Anouilh est le meilleur dramaturge non pas de sa génération, ou de son siècle, mais de l’Histoire. C’est un fait indiscutable ; nul ne peut se mesurer à son Œuvre, pas même les grecs antiques, le surcoté Shakespeare, les classiques Racine ou Corneille, ou notre monument national Hugo. Antigone est sa pièce la plus connue (mais pas nécessairement sa meilleure, la palme revenante, à mon humble avis à La Sauvage).
Antigone est une relecture de la pièce de Sophocle Enfin, relecture ; c’est vite dit. Sophocle n’a pas inventé le destin d’Œdipe et de ses successeurs ; c’était une vieille légende qui a circulé et s’est développé dans la Grèce antique pendant une multitude de génération. Sophocle a juste repris ces personnages pour développer les thèmes qu’il avait envie de développer, tout comme Racine ou Corneille choisissaient des personnages ayant vécu durant l’antiquité pour mieux parler de leur monde.
Anouilh fait de même ; il prend Antigone, Créon, Ismène ect…, et les place dans un décor qui rappelle tantôt la Grèce antique, tantôt le monde contemporain (l’idée de faire boire du café aux personnages est aussi simple que géniale). Une fois que le contexte est posé, il suffit de voir les personnages évoluer librement dans leur univers. Et c’est là ou le théâtre d’Anouilh est magnifique ; il sait sublimer ses personnages. Personne, dans l’histoire, n’a su mieux décrire les protagonistes de son histoire. Il a parfaitement su capter l’essence même d’Antigone ; une jeune femme aussi fragile qu’un oisillon qui vient de naitre. Malgré sa haute naissance, c’est quelqu’un d’absolument banal, pas le genre de fille sur laquelle on écrirait, contrairement au noble Hémon, à la charmante Ismène, ou au puissant Créon. Pourtant, malgré sa faiblesse, Antigone a quelque chose que les autres n’ont pas ; des convictions inébranlables, une force mentale remarquable. Avec un simple sourire, elle réfute tous les arguments de ses amis, parents, amants, qui l’incitent à être « raisonnable ». Elle ne se bat pas pour sa vie, mais pour autre chose, qui est plus élevé ; et rien ne peut la stopper.
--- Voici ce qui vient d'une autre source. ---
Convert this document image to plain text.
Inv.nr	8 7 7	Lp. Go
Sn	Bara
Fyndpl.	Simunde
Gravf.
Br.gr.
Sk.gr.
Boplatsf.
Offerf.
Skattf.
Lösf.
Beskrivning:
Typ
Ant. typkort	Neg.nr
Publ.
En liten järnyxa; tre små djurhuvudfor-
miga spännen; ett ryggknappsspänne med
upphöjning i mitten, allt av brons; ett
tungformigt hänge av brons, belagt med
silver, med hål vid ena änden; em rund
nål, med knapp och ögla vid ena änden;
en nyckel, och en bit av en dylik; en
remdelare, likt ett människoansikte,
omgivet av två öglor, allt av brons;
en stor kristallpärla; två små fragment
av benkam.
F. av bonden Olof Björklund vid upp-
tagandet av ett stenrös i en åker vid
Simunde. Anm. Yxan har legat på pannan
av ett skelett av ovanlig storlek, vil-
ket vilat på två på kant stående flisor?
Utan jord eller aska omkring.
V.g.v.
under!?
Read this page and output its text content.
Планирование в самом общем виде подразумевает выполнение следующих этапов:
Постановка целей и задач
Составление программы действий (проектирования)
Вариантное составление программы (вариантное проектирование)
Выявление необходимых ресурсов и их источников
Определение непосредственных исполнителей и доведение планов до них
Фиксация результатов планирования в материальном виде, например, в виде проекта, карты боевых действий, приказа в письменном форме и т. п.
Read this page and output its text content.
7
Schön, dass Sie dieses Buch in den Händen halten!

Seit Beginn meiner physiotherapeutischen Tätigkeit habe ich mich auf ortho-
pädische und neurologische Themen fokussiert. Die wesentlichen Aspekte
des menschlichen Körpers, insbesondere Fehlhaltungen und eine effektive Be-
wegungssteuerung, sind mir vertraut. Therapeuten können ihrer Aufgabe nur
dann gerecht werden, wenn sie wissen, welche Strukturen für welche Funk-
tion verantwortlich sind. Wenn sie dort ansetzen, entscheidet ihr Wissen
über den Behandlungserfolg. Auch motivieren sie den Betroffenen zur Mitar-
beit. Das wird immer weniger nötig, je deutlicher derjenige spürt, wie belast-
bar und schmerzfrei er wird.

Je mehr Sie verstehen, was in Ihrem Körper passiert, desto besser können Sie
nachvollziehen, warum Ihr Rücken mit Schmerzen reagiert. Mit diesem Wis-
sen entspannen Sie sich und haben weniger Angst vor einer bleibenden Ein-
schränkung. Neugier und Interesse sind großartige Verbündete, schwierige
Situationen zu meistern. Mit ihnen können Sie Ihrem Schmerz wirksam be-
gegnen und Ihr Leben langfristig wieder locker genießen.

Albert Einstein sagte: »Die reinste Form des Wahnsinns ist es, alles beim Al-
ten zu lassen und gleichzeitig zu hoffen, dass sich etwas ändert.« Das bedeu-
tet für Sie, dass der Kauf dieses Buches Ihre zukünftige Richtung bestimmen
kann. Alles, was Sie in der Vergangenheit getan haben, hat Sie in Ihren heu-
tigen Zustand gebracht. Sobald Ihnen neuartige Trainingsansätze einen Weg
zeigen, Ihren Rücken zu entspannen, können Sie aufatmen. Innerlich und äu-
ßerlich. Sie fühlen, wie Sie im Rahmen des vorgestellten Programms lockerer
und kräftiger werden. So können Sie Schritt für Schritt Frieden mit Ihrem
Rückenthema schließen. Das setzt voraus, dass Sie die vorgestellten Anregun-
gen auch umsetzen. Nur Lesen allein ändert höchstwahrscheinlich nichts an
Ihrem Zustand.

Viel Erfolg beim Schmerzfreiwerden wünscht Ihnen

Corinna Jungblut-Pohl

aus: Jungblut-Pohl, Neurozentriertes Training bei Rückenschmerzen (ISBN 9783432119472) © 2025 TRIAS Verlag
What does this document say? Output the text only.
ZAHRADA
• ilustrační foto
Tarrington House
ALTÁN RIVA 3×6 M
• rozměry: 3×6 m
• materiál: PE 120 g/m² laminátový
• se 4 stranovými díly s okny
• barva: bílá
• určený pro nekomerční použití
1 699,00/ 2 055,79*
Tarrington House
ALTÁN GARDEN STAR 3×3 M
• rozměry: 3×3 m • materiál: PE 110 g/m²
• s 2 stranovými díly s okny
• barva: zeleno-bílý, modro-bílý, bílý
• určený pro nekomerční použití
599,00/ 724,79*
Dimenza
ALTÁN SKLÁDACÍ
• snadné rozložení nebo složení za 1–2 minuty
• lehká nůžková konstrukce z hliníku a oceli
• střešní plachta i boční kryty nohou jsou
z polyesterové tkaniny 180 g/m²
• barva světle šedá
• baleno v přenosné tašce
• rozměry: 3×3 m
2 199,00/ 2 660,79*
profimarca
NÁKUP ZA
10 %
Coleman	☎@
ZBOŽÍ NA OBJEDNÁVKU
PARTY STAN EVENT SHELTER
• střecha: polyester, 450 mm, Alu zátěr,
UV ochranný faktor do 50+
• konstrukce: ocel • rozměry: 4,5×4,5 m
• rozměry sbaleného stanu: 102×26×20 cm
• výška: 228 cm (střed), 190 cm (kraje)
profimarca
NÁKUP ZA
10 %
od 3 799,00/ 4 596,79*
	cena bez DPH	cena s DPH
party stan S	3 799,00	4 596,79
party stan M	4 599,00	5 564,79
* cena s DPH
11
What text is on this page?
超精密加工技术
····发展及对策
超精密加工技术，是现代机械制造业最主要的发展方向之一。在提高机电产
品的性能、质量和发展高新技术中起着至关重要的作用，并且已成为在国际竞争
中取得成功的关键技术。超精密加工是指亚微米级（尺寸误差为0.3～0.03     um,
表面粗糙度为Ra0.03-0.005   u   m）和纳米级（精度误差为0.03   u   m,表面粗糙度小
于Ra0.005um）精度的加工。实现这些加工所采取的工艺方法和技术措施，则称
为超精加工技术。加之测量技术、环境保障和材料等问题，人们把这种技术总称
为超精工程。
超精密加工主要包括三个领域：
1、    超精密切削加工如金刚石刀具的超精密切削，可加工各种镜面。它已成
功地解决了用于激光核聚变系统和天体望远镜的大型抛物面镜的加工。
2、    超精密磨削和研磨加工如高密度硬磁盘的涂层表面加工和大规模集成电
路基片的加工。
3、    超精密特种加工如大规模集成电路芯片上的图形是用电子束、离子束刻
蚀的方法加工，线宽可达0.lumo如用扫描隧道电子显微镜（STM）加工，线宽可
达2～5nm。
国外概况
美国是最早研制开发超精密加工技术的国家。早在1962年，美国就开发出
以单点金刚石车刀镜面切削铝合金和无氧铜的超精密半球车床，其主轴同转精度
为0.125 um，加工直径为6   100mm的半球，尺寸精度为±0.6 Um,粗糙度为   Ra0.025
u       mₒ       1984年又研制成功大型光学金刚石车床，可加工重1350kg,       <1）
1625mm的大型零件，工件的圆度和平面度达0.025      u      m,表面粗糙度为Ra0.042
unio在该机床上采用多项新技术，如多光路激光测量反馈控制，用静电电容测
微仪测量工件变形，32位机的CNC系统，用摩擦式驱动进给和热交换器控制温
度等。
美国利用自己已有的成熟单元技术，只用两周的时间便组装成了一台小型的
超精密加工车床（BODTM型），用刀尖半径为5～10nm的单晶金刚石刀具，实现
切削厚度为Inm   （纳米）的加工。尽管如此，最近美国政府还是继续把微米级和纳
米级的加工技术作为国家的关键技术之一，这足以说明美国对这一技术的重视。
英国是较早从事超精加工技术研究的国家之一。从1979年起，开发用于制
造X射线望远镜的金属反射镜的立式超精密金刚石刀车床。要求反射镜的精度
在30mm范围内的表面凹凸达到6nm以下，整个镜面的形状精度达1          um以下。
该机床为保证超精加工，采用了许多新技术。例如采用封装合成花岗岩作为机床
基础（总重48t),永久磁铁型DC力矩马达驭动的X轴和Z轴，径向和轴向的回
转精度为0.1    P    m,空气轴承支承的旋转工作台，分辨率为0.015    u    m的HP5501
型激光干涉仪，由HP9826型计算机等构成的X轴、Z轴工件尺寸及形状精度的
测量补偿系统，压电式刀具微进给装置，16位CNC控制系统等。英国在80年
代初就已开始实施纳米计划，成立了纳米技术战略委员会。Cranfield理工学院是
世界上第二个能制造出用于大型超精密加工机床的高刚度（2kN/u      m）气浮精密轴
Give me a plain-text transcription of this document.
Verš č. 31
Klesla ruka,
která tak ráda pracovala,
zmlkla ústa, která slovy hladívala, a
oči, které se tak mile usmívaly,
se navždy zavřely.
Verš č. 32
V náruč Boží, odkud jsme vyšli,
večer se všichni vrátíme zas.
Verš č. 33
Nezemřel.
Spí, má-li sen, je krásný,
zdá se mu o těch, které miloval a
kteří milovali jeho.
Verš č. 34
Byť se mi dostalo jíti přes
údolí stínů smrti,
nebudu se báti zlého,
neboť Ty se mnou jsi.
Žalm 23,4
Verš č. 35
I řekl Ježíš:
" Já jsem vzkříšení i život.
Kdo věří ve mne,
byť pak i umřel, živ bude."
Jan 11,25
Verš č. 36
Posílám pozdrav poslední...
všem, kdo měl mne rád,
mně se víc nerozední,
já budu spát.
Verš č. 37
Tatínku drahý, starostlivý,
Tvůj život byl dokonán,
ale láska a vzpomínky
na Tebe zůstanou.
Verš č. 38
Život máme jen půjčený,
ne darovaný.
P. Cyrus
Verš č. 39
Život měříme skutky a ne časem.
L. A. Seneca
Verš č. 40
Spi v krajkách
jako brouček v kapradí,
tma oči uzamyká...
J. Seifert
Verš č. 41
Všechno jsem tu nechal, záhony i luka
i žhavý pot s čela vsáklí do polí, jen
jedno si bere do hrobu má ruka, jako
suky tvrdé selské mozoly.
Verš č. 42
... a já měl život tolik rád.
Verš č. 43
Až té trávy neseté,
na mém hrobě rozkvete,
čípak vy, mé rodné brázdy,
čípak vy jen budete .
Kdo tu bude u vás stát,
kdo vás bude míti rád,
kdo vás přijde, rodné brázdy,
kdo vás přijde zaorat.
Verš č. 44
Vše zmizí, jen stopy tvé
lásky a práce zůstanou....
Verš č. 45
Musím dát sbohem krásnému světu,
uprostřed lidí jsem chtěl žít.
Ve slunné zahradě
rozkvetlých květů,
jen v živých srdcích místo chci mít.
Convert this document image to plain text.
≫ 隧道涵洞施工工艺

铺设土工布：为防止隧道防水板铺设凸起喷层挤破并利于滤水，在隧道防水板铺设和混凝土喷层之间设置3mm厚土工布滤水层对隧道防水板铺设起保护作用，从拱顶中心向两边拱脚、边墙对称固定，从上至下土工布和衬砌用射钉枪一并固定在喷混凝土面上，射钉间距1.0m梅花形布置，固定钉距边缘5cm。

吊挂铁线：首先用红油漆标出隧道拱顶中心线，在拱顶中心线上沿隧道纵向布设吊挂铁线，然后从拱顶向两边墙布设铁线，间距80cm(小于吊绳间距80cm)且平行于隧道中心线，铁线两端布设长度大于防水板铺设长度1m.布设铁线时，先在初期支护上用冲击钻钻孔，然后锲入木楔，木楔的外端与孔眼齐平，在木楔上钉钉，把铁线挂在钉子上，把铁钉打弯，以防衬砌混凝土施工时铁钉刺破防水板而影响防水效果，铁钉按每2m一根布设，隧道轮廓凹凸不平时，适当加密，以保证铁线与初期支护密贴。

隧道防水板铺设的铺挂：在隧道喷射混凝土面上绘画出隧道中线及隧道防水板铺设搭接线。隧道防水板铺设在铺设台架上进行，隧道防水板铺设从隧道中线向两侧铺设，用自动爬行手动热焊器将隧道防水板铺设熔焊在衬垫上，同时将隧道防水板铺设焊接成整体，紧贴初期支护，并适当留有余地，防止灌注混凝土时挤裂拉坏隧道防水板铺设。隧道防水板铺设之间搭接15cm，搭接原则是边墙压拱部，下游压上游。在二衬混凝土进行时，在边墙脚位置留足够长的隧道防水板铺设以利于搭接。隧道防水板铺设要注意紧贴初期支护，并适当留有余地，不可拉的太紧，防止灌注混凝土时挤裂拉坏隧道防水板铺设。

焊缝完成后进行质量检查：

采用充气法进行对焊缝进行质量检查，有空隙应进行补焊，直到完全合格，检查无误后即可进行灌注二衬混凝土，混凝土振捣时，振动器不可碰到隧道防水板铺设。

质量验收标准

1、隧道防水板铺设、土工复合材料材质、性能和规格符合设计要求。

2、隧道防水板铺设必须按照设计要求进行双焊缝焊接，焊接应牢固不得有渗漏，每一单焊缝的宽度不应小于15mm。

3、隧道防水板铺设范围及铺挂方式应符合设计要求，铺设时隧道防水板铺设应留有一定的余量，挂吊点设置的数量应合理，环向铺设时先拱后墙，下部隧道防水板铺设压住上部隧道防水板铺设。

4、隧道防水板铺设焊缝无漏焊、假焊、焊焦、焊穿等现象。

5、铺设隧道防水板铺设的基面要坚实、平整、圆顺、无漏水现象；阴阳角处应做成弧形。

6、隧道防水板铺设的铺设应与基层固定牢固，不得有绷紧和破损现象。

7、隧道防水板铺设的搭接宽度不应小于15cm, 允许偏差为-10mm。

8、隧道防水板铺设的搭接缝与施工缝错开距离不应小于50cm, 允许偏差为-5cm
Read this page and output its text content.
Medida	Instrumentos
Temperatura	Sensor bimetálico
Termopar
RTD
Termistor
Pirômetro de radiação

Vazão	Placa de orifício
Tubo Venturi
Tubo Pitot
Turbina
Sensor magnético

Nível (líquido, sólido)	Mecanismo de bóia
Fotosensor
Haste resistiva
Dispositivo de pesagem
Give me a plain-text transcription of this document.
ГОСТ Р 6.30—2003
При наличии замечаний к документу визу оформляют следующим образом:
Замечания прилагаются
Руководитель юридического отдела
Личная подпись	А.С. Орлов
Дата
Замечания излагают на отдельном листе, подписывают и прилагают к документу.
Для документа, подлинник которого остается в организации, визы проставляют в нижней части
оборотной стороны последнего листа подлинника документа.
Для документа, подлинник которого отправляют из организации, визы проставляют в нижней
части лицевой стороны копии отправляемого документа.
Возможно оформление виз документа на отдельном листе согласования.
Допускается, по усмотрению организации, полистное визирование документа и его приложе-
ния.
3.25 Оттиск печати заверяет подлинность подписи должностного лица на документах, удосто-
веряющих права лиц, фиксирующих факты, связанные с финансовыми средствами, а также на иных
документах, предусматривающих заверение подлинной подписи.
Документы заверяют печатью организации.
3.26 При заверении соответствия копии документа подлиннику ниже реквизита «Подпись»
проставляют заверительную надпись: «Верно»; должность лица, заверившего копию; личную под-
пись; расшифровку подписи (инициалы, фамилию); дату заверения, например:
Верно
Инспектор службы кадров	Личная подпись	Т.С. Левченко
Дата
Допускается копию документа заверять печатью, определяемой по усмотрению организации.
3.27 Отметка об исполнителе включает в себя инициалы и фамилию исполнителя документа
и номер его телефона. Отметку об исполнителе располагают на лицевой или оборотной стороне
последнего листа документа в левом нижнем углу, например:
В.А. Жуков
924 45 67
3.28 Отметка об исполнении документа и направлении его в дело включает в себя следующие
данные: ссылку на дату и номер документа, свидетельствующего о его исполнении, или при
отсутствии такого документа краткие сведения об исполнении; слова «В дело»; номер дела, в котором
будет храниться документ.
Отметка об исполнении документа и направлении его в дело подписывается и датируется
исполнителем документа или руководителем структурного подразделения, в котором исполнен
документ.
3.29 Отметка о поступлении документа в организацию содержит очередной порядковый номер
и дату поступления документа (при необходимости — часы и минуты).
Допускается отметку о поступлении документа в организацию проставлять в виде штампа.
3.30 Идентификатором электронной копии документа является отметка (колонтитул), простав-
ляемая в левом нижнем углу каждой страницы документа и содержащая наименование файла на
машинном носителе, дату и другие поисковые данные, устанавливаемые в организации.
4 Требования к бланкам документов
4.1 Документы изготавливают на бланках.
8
En fait, l’Ubermensch n’est pas un puissant guerrier de 190 cm blond aux yeux bleu, mais une faible femme de 160cms pour 40kg, qu’un alizé pourrait terrasser.
Non seulement Anouilh maitrise parfaitement ses personnages, mais il maitrise parfaitement son médium, le théâtre. Sa plume n’est pas lyrique et chargée de milles métaphores ; elle est légère et épurée, comme la chantilly qui vient sur des pesantes, mais néanmoins délicieuses profiteroles ; malgré la lourdeur des thèmes traités, jamais Anouilh n’est indigeste ; ses pièces sont toujours rythmées et lisible. Des puristes (à la con) pourraient le railler, en comparant la pauvre prose simpliste d’Anouilh à la perfection mathématique des vers des classiques. Mais ils ont tord ; demandez à n’importe qui de lire une de ses pièce, et ensuite d’imaginer comment il la jouerait. Normalement, la réponse est aisée ; quand on lit du Anouilh, on sait déjà comment les acteurs devraient jouer. Peut être qu’il est moins sophistiqué que d’autres, mais ce n’est pas sur ça qu’il faut le juger, mais bien sur la précédente propriété.
Et malheuresement, aucune pièce de ce génie francophone n’est étudié en cours de français#triste.